The 87-member high-level central committee of the CPM usually meets once every three months.
“In the central committee, there will be a discussion on this (infighting). The CPM will have to deal with its internal friction in Kerala and West Bengal because this is where it has its main seats,” said political columnist Kamal M. Chenoy, who is also a professor at the School of International Studies of the Jawaharlal Nehru University in New Delhi. “There will definitely be a discussion on improving the party functioning and avoiding open dissidence.”
Factionalism, especially in its stronghold of Kerala, is an issue a major concern, said V. Krishna Ananth, a Chennai-based political analyst. “In West Bengal, fissures within the CPM used to be there earlier as well, but they have become more important in the context of a post-Nandigram scenario...which has weakened the party,” he said.
Testing times: Communist Party of India (Marxist) leader Sitaram Yechury in Agartala. At its central committee meet to be held in Kerala, the CPM will discuss state-wise strategy and the alliances it is forging. PTI
In 2007, there were violent protests in Nandigram after the Left Front government in West Bengal announced it would set up a chemical hub in the area. The protests led to 14 deaths.
“The larger issue, however, is Kerala. The infighting (mainly between party state chief Pinarayi Vijayan and chief minister V.S. Achuthanandan) there is crucial and can be damaging to the party,” Ananth said. “Some people expelled from the CPM have even gone on to win bypolls to some local bodies. It is not as if rebels would win Lok Sabha or assembly seats, but they would definitely lead to an erosion of the party’s traditional vote bank. And the party is concerned about this.”
“Since the central committee of the party consists mostly of people from West Bengal and Kerala, the internal problems of these states would obviously be discussed when it meets. And since it is being held in Kerala, local issues of that state would definitely be at the forefront of discussions,” Ananth said.
The CPM, however, dismisses such concerns.

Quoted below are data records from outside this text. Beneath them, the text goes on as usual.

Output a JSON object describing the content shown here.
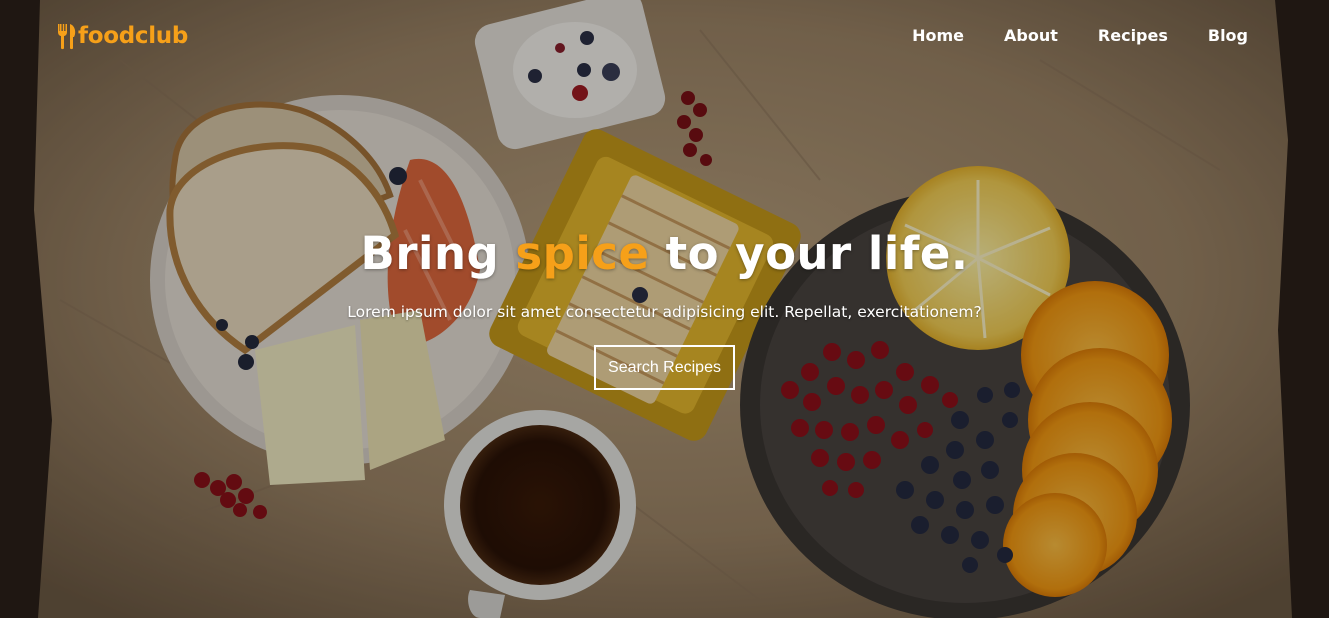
{
  "brand": {
    "name": "foodclub",
    "icon": "fork-knife-icon",
    "color": "#f6a019"
  },
  "nav": {
    "items": [
      {
        "label": "Home"
      },
      {
        "label": "About"
      },
      {
        "label": "Recipes"
      },
      {
        "label": "Blog"
      }
    ]
  },
  "hero": {
    "headline_before": "Bring",
    "headline_accent": "spice",
    "headline_after": "to your life.",
    "accent_color": "#f6a019",
    "subtitle": "Lorem ipsum dolor sit amet consectetur adipisicing elit. Repellat, exercitationem?",
    "button_label": "Search Recipes"
  }
}
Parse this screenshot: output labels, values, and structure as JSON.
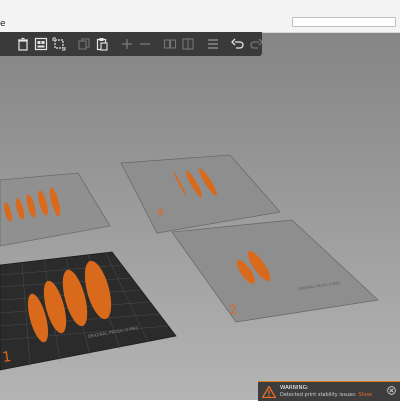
{
  "window": {
    "title": "e"
  },
  "search": {
    "value": ""
  },
  "toolbar": {
    "buttons": [
      {
        "name": "delete-icon",
        "enabled": true
      },
      {
        "name": "arrange-icon",
        "enabled": true
      },
      {
        "name": "arrange-selection-icon",
        "enabled": true
      },
      {
        "name": "copy-icon",
        "enabled": false
      },
      {
        "name": "paste-icon",
        "enabled": true
      },
      {
        "name": "add-instance-icon",
        "enabled": false
      },
      {
        "name": "remove-instance-icon",
        "enabled": false
      },
      {
        "name": "split-objects-icon",
        "enabled": false
      },
      {
        "name": "split-parts-icon",
        "enabled": false
      },
      {
        "name": "layers-icon",
        "enabled": false
      },
      {
        "name": "undo-icon",
        "enabled": true
      },
      {
        "name": "redo-icon",
        "enabled": false
      }
    ]
  },
  "plates": [
    {
      "number": "1",
      "active": true,
      "label": "ORIGINAL PRUSA i3 MK3"
    },
    {
      "number": "2",
      "active": false,
      "label": "ORIGINAL PRUSA i3 MK3"
    },
    {
      "number": "4",
      "active": false,
      "label": ""
    },
    {
      "number": "",
      "active": false,
      "label": ""
    }
  ],
  "notification": {
    "title": "WARNING:",
    "message": "Detected print stability issues:",
    "link": "Show"
  },
  "colors": {
    "accent": "#ed6b21",
    "part": "#d96a1b",
    "toolbar_bg": "#3a3a3a",
    "bed_active": "#2b2b2b",
    "bed_inactive": "#8c8c8c"
  }
}
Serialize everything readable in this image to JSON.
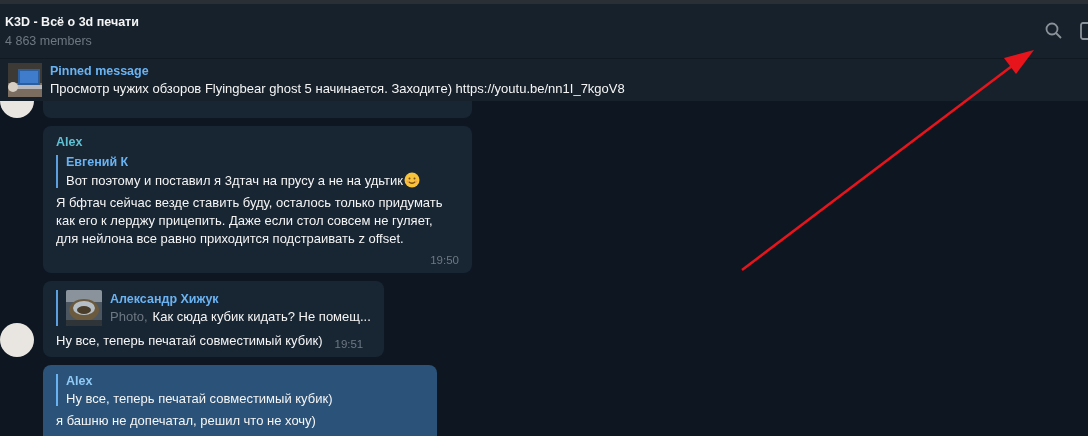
{
  "header": {
    "title": "K3D - Всё о 3d печати",
    "subtitle": "4 863 members"
  },
  "pinned": {
    "label": "Pinned message",
    "text": "Просмотр чужих обзоров Flyingbear ghost 5 начинается. Заходите) https://youtu.be/nn1I_7kgoV8"
  },
  "messages": [
    {
      "kind": "partial",
      "avatar": true
    },
    {
      "kind": "incoming",
      "author": "Alex",
      "reply": {
        "author": "Евгений К",
        "text": "Вот поэтому и поставил я 3дтач на прусу а не на удьтик",
        "emoji": true
      },
      "text": "Я бфтач сейчас везде ставить буду, осталось только придумать как его к лерджу прицепить. Даже если стол совсем не гуляет, для нейлона все равно приходится подстраивать z offset.",
      "time": "19:50",
      "avatar": false
    },
    {
      "kind": "incoming",
      "reply": {
        "author": "Александр Хижук",
        "prefix": "Photo,",
        "text": "Как сюда кубик кидать? Не помещ...",
        "thumbnail": true
      },
      "text": "Ну все, теперь печатай совместимый кубик)",
      "time": "19:51",
      "avatar": true
    },
    {
      "kind": "outgoing",
      "reply": {
        "author": "Alex",
        "text": "Ну все, теперь печатай совместимый кубик)"
      },
      "text": "я башню не допечатал, решил что не хочу)",
      "avatar": false
    }
  ],
  "annotation": {
    "kind": "arrow"
  }
}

“All those issues have already been settled in state committee meetings and no more issues are pending (in Kerala). Even in West Bengal, there is no serious issue at present and all is well in the Left Front... Internal friction is not a serious matter at all,” said S. Ramachandran Pillai, CPM politburo member.
“The main issue for discussion in the meet is going to be the Lok Sabha elections and our electoral strategy. We will also decide our state-wise strategy and the alliances we are forging,” said Pillai.

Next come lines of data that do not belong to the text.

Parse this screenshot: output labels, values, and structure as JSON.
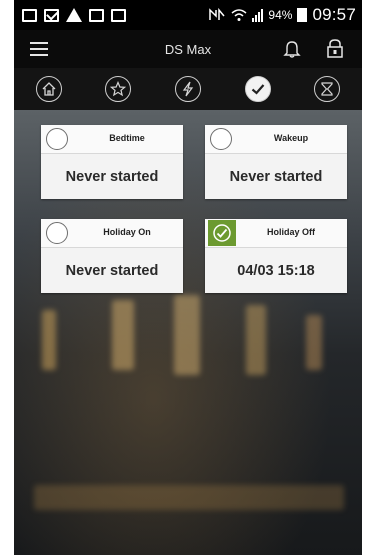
{
  "status_bar": {
    "battery": "94%",
    "time": "09:57"
  },
  "app_bar": {
    "title": "DS Max"
  },
  "tabs": [
    {
      "icon": "home-icon",
      "active": false
    },
    {
      "icon": "star-icon",
      "active": false
    },
    {
      "icon": "lightning-icon",
      "active": false
    },
    {
      "icon": "checkmark-icon",
      "active": true
    },
    {
      "icon": "hourglass-icon",
      "active": false
    }
  ],
  "scenes": [
    {
      "name": "Bedtime",
      "status": "Never started",
      "checked": false
    },
    {
      "name": "Wakeup",
      "status": "Never started",
      "checked": false
    },
    {
      "name": "Holiday On",
      "status": "Never started",
      "checked": false
    },
    {
      "name": "Holiday Off",
      "status": "04/03 15:18",
      "checked": true
    }
  ],
  "colors": {
    "accent_green": "#6c9a30",
    "header_black": "#0b0b0b"
  }
}
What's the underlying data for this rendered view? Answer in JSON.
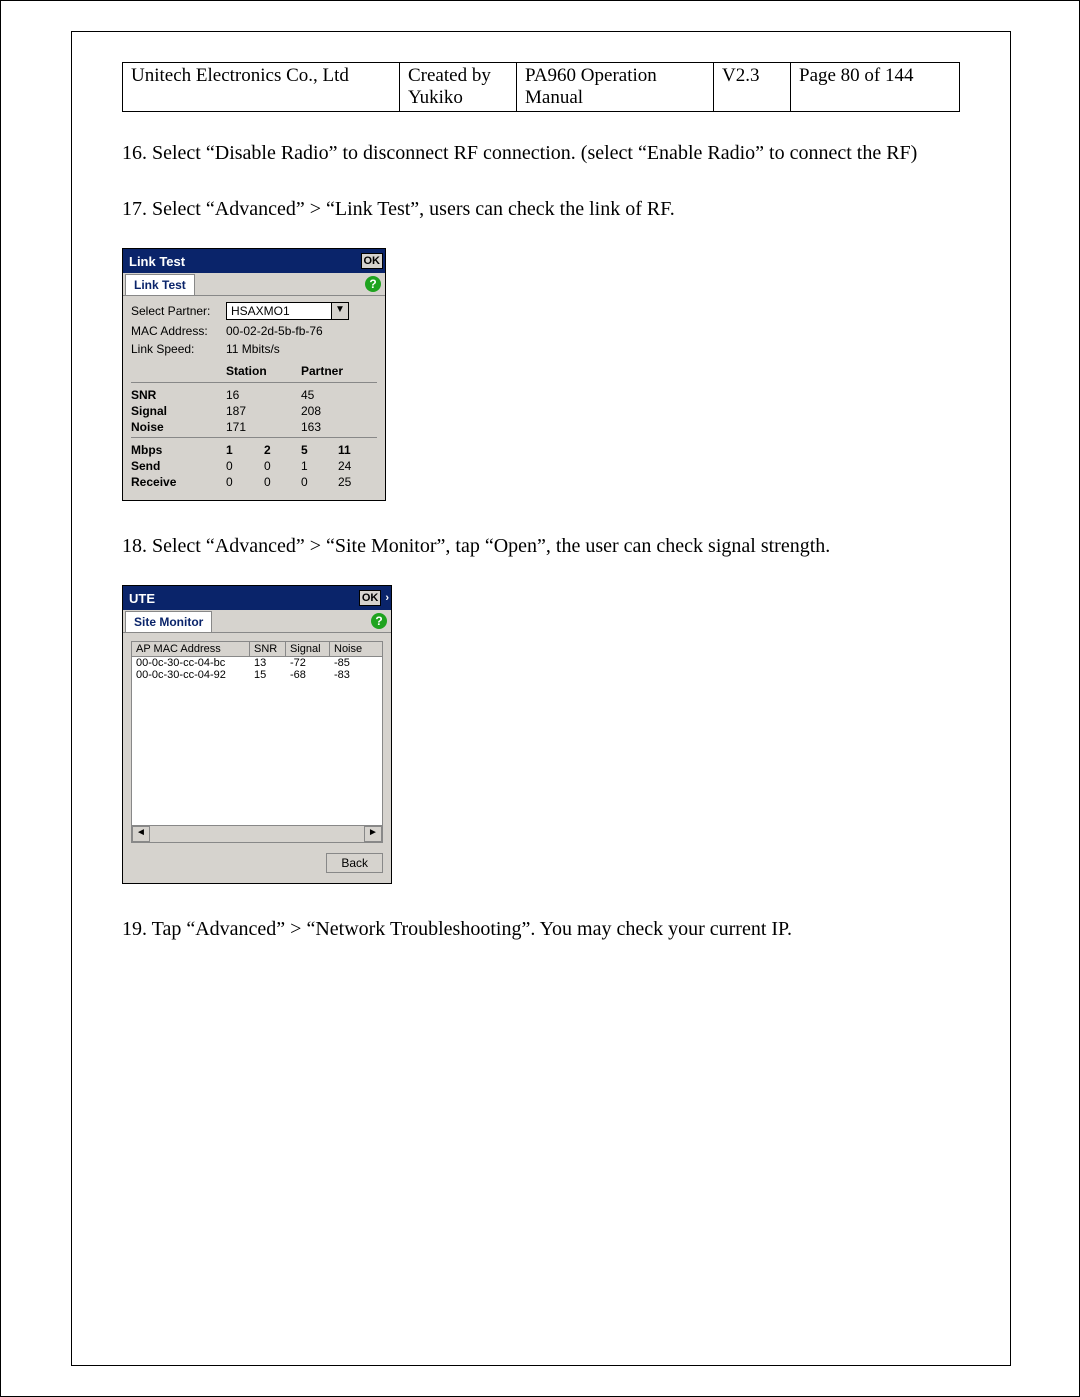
{
  "header": {
    "company": "Unitech Electronics Co., Ltd",
    "created": "Created by Yukiko",
    "doc": "PA960 Operation Manual",
    "version": "V2.3",
    "page": "Page 80 of 144"
  },
  "para16": "16. Select “Disable Radio” to disconnect RF connection. (select “Enable Radio” to connect the RF)",
  "para17": "17. Select “Advanced” > “Link Test”, users can check the link of RF.",
  "para18": "18. Select “Advanced” > “Site Monitor”, tap “Open”, the user can check signal strength.",
  "para19": "19. Tap “Advanced” > “Network Troubleshooting”. You may check your current IP.",
  "linktest": {
    "title": "Link Test",
    "tab": "Link Test",
    "ok": "OK",
    "help": "?",
    "select_partner_label": "Select Partner:",
    "select_partner_value": "HSAXMO1",
    "mac_label": "MAC Address:",
    "mac_value": "00-02-2d-5b-fb-76",
    "linkspeed_label": "Link Speed:",
    "linkspeed_value": "11 Mbits/s",
    "col_station": "Station",
    "col_partner": "Partner",
    "rows1": [
      {
        "label": "SNR",
        "station": "16",
        "partner": "45"
      },
      {
        "label": "Signal",
        "station": "187",
        "partner": "208"
      },
      {
        "label": "Noise",
        "station": "171",
        "partner": "163"
      }
    ],
    "rows2": [
      {
        "label": "Mbps",
        "c1": "1",
        "c2": "2",
        "c3": "5",
        "c4": "11"
      },
      {
        "label": "Send",
        "c1": "0",
        "c2": "0",
        "c3": "1",
        "c4": "24"
      },
      {
        "label": "Receive",
        "c1": "0",
        "c2": "0",
        "c3": "0",
        "c4": "25"
      }
    ]
  },
  "sitemonitor": {
    "title": "UTE",
    "tab": "Site Monitor",
    "ok": "OK",
    "help": "?",
    "col_mac": "AP MAC Address",
    "col_snr": "SNR",
    "col_signal": "Signal",
    "col_noise": "Noise",
    "rows": [
      {
        "mac": "00-0c-30-cc-04-bc",
        "snr": "13",
        "signal": "-72",
        "noise": "-85"
      },
      {
        "mac": "00-0c-30-cc-04-92",
        "snr": "15",
        "signal": "-68",
        "noise": "-83"
      }
    ],
    "back": "Back"
  }
}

A CPM member, who didn’t want to be identified, said the party would “practically start its campaign” for the national polls due in April-May immediately after the meet.

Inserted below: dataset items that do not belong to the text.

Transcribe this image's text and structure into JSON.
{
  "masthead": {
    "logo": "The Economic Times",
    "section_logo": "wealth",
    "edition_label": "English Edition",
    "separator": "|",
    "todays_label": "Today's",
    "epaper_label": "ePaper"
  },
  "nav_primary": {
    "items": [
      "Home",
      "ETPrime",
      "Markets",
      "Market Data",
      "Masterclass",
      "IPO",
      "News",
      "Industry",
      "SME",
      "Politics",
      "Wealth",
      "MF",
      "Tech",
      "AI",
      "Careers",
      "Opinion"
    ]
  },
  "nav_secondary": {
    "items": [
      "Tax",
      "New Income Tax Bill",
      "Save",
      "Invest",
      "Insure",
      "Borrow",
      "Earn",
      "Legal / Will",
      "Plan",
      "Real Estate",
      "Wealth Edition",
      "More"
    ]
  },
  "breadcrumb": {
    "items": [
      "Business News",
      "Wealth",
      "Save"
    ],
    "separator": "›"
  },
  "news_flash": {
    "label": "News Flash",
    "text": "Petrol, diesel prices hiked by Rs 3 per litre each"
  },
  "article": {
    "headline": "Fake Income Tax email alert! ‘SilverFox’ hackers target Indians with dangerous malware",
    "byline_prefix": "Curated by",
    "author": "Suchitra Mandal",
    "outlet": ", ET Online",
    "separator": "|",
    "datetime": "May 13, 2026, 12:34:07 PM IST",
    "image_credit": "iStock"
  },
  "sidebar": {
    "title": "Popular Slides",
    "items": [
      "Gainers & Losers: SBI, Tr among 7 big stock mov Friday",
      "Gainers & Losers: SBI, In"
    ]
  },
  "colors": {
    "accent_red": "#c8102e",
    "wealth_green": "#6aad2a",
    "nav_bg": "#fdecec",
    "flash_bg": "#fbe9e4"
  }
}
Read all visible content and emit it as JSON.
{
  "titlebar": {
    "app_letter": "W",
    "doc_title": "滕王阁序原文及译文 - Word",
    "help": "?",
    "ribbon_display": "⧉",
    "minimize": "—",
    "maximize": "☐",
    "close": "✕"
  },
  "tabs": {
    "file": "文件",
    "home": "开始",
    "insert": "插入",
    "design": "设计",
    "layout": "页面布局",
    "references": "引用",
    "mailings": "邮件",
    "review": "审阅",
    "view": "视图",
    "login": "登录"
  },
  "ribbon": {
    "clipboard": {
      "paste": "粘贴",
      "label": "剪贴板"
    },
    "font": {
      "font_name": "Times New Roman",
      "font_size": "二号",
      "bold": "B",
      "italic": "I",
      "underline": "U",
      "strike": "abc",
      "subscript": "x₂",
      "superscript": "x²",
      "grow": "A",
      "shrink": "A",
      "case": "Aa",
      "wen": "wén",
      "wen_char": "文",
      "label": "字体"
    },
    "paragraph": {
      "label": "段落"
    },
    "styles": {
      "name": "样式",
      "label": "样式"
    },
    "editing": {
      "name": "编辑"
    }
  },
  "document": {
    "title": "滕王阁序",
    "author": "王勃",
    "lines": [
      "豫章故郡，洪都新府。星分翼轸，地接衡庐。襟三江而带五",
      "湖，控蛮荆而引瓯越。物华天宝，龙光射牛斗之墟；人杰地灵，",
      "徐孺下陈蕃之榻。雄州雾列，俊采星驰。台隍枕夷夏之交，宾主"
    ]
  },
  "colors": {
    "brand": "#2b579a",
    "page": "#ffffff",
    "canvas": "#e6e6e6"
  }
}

He agreed with Pillai, adding, “The divisions within the CPM in Kerala are not new and have been there for a long time. However, this is not going to be electorally damaging to the party. It is despite these squabbles that we won such a high number of seats in the state in the last general elections and swept the assembly elections after that. These won’t be discussed in the central committee.”
But analysts and even party members say that the CPM is unlikely to retain its tally of 44 Lok Sabha seats it won in the 2004 general elections.
“In Kerala, 12 (out of 20 Lok Sabha seats) would be an optimistic prediction. We won an abnormally high number of seats last time. In West Bengal, too, we are going to lose seats (it had won 26 of 42 seats; the Left Front had won 35),” the party member said.
“Again, the most optimistic prediction would be that we will lose around five seats,” he said, adding that Mamata Banerjee’s Trinamool Congress would make substantial gains in the state. The other opposition party in the state, the Congress party, has been in talks with the Trinamool Congress for forging an alliance.
But Pillai disagrees. “Despite difficulties in West Bengal, we might just improve our tally there. In Kerala, we (CPM-led Left Democratic Front) had won 18 seats, which is disproportionate to our strength there. However, it is too early to come to any conclusion that we will not be able to retain our seats there. There is heavy infighting within our opposition camp which may benefit us,” he said.
“In West Bengal, though there have been talks between the Congress and Banerjee, we do not see any possibility of a patch-up. It is very difficult for them to come together given her mercurial attitude. However, if they do manage to stand together, it might pose some problem for us,” added Pillai.
The Left, which comprises the CPM, the Communist Party of India, the Revolutionary Socialist Party and the Forward Bloc, has been busy entering into alliances as part of its preparation for the national polls. So far, it has formed alliances with the All India Anna Dravida Munnetra Kazhagam in Tamil Nadu and the Telugu Desam Party in Andhra Pradesh. It has also come to an understanding with Mayawati’s Bahujan Samaj Party and H.D. Deve Gowda’s Janata Dal (Secular).